GOP’s Procedural Choices

The GOP has three different procedural options related to reconciliation, which is a special, fast-track process that allows certain budget legislation to pass the Senate with 51 votes.  Republicans want to use reconciliation to move their tax plan.  The reconciliation process can only be activated if the House and Senate agree on a budget resolution.  The three options include:

•   Regular budget order.  In recent years, GOP budgets have called for balancing the budget within the decade.  Many conservatives have said they would only support a 2018 budget resolution if it got to balance.  Some have also called for pairing spending cuts along with tax cuts in reconciliation, which is the approach the House budget took.

•  “Shell” Budget.  This would keep spending and revenues at current law levels, reflecting no policy changes.  It would be a “shell” budget whose only purpose would be to deliver reconciliation instructions for tax changes.  (This is what Republicans did in their 2017 budget, which was a shell that included reconciliation instructions to repeal and replace the Affordable Care Act.)

•  Repurposing reconciliation instructions for Obamacare.  Republicans could re-purpose the reconciliation instructions used for the American Health Care Act and use them instead for a tax package. This would be wholly unprecedented and its use would indicate substantial desperation.

Another procedural issue could involve the period covered by the budget resolution.  The House budget covers 10 years, the traditional budget window in recent years.

But in the Senate, some such as Sen.

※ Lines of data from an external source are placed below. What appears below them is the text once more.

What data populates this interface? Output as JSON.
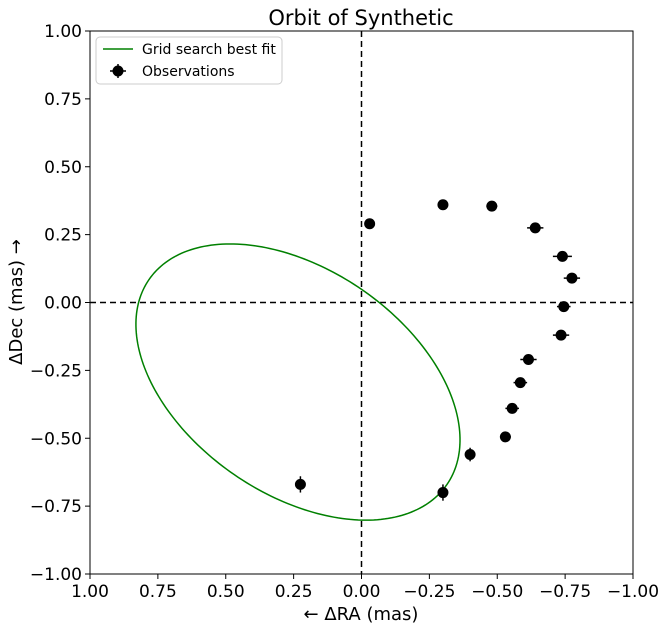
{
  "chart_data": {
    "type": "scatter",
    "title": "Orbit of Synthetic",
    "xlabel": "← ΔRA (mas)",
    "ylabel": "ΔDec (mas)  →",
    "xlim": [
      1.0,
      -1.0
    ],
    "ylim": [
      -1.0,
      1.0
    ],
    "x_inverted": true,
    "xticks": [
      "1.00",
      "0.75",
      "0.50",
      "0.25",
      "0.00",
      "−0.25",
      "−0.50",
      "−0.75",
      "−1.00"
    ],
    "yticks": [
      "1.00",
      "0.75",
      "0.50",
      "0.25",
      "0.00",
      "−0.25",
      "−0.50",
      "−0.75",
      "−1.00"
    ],
    "xtick_values": [
      1.0,
      0.75,
      0.5,
      0.25,
      0.0,
      -0.25,
      -0.5,
      -0.75,
      -1.0
    ],
    "ytick_values": [
      1.0,
      0.75,
      0.5,
      0.25,
      0.0,
      -0.25,
      -0.5,
      -0.75,
      -1.0
    ],
    "reference_lines": {
      "x": 0.0,
      "y": 0.0,
      "style": "dashed",
      "color": "#000000"
    },
    "grid": false,
    "legend_position": "upper-left",
    "series": [
      {
        "name": "Grid search best fit",
        "kind": "line",
        "color": "#008000",
        "ellipse": {
          "center_ra": 0.234,
          "center_dec": -0.293,
          "a": 0.666,
          "b": 0.414,
          "angle_deg": 34.5
        }
      },
      {
        "name": "Observations",
        "kind": "errorbar",
        "color": "#000000",
        "points": [
          {
            "ra": -0.03,
            "dec": 0.29,
            "ra_err": 0.0,
            "dec_err": 0.0
          },
          {
            "ra": -0.3,
            "dec": 0.36,
            "ra_err": 0.0,
            "dec_err": 0.0
          },
          {
            "ra": -0.48,
            "dec": 0.355,
            "ra_err": 0.02,
            "dec_err": 0.01
          },
          {
            "ra": -0.64,
            "dec": 0.275,
            "ra_err": 0.03,
            "dec_err": 0.01
          },
          {
            "ra": -0.74,
            "dec": 0.17,
            "ra_err": 0.035,
            "dec_err": 0.015
          },
          {
            "ra": -0.775,
            "dec": 0.09,
            "ra_err": 0.03,
            "dec_err": 0.015
          },
          {
            "ra": -0.745,
            "dec": -0.015,
            "ra_err": 0.025,
            "dec_err": 0.015
          },
          {
            "ra": -0.735,
            "dec": -0.12,
            "ra_err": 0.03,
            "dec_err": 0.015
          },
          {
            "ra": -0.615,
            "dec": -0.21,
            "ra_err": 0.03,
            "dec_err": 0.015
          },
          {
            "ra": -0.585,
            "dec": -0.295,
            "ra_err": 0.025,
            "dec_err": 0.015
          },
          {
            "ra": -0.555,
            "dec": -0.39,
            "ra_err": 0.025,
            "dec_err": 0.015
          },
          {
            "ra": -0.53,
            "dec": -0.495,
            "ra_err": 0.02,
            "dec_err": 0.015
          },
          {
            "ra": -0.4,
            "dec": -0.56,
            "ra_err": 0.01,
            "dec_err": 0.025
          },
          {
            "ra": 0.225,
            "dec": -0.67,
            "ra_err": 0.01,
            "dec_err": 0.03
          },
          {
            "ra": -0.3,
            "dec": -0.7,
            "ra_err": 0.01,
            "dec_err": 0.03
          }
        ]
      }
    ]
  }
}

Pat Toomey and Sen. Orrin Hatch have voiced their support for extending the 10-year budget window. The main argument for extending the budget window is that tax cuts that would be required to end outside the budget window under Senate rules could last longer than 10 years – possibly up to 20 or 30 years – essentially making them permanent and making it easier for businesses to plan. Opponents think that extending the budget window is still too temporary and would result in large revenue losses.

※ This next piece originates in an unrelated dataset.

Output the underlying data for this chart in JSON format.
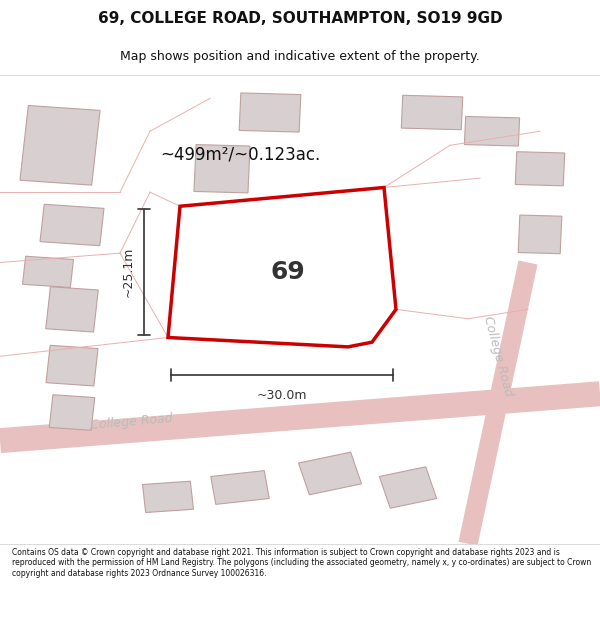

Backdoor Bailouts:  Dismantling DFA

The House reconciliation instructions to the Committee on Financial Services could be used to dismantle some of Dodd-Frank.  Section 201 states “The Committee on Financial Services shall submit changes in laws within its jurisdiction sufficient to reduce the deficit by $14,000,000,000 for the period of fiscal years 2018 through 2027.”

This $14 billion reduction could be realized in the form of DFA rollbacks. The Financial Services Committee would be instructed to produce $14 billion in savings — a figure that could allow Republicans to repeal large parts of Dodd-Frank.

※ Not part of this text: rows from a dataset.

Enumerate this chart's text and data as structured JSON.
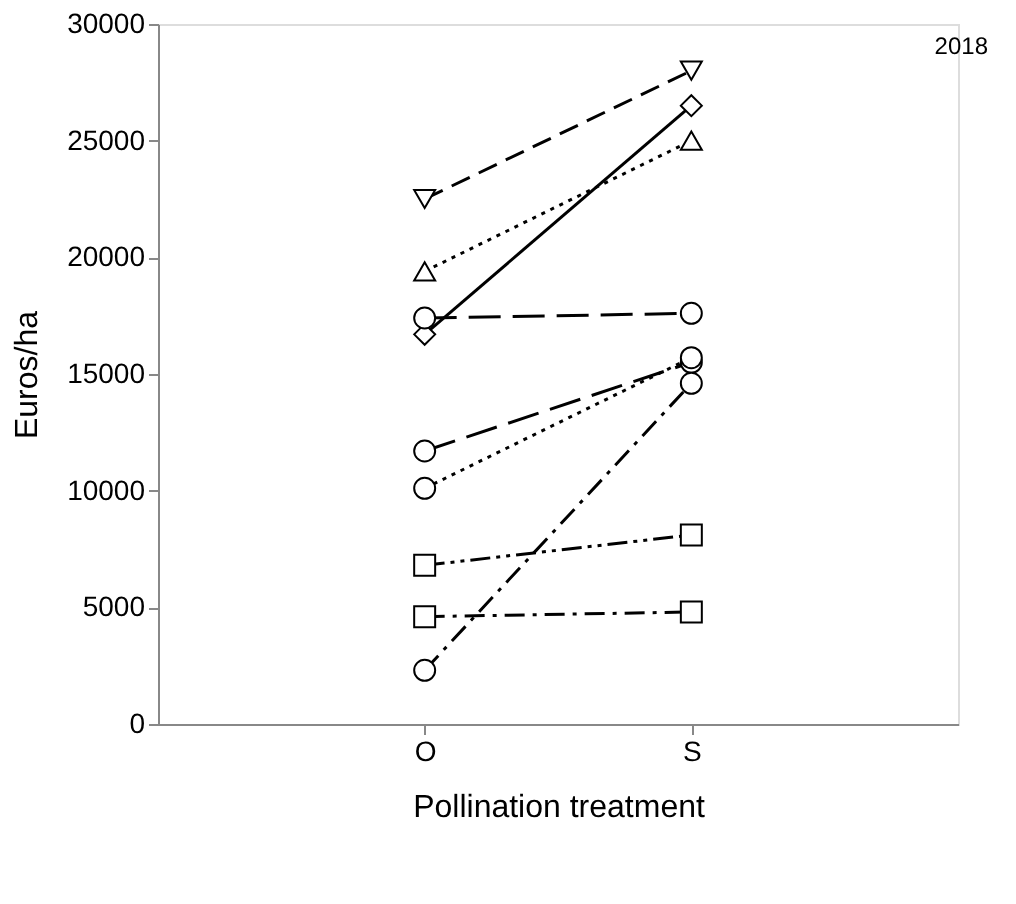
{
  "chart_data": {
    "type": "line",
    "xlabel": "Pollination treatment",
    "ylabel": "Euros/ha",
    "annotations": [
      "2018"
    ],
    "categories": [
      "O",
      "S"
    ],
    "ylim": [
      0,
      30000
    ],
    "yticks": [
      0,
      5000,
      10000,
      15000,
      20000,
      25000,
      30000
    ],
    "grid": false,
    "series": [
      {
        "color": "#000000",
        "values": [
          22500,
          28000
        ],
        "marker": "triangle-down",
        "line_style": "dashed"
      },
      {
        "color": "#000000",
        "values": [
          16700,
          26500
        ],
        "marker": "diamond",
        "line_style": "solid"
      },
      {
        "color": "#000000",
        "values": [
          19400,
          25000
        ],
        "marker": "triangle",
        "line_style": "dotted"
      },
      {
        "color": "#000000",
        "values": [
          17400,
          17600
        ],
        "marker": "circle",
        "line_style": "longdash"
      },
      {
        "color": "#000000",
        "values": [
          11700,
          15500
        ],
        "marker": "circle",
        "line_style": "longdash"
      },
      {
        "color": "#000000",
        "values": [
          10100,
          15700
        ],
        "marker": "circle",
        "line_style": "dotted"
      },
      {
        "color": "#000000",
        "values": [
          6800,
          8100
        ],
        "marker": "square",
        "line_style": "dashdotdot"
      },
      {
        "color": "#000000",
        "values": [
          4600,
          4800
        ],
        "marker": "square",
        "line_style": "dashdot"
      },
      {
        "color": "#000000",
        "values": [
          2300,
          14600
        ],
        "marker": "circle",
        "line_style": "dashdot"
      }
    ]
  }
}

Whither Fannie and Freddie?

The House GOP budget calls for privatizing Fannie Mae and Freddie Mac, both of which have been in conservatorship of the Housing Finance Market while being controlled and sponsored by the government since the 2008 recession.

Interestingly, Senate Banking held a hearing on Housing Finance yesterday where they addressed this very issue.  Many of the witnesses, mostly from banks in rural states, argued against privatizing Fannie and Freddie, asserting the importance of GSEs in facilitating the secondary market. Although many believed there should be GSE reform, they emphasized their reliance on them to meet local demand and participate in the secondary market as small lenders.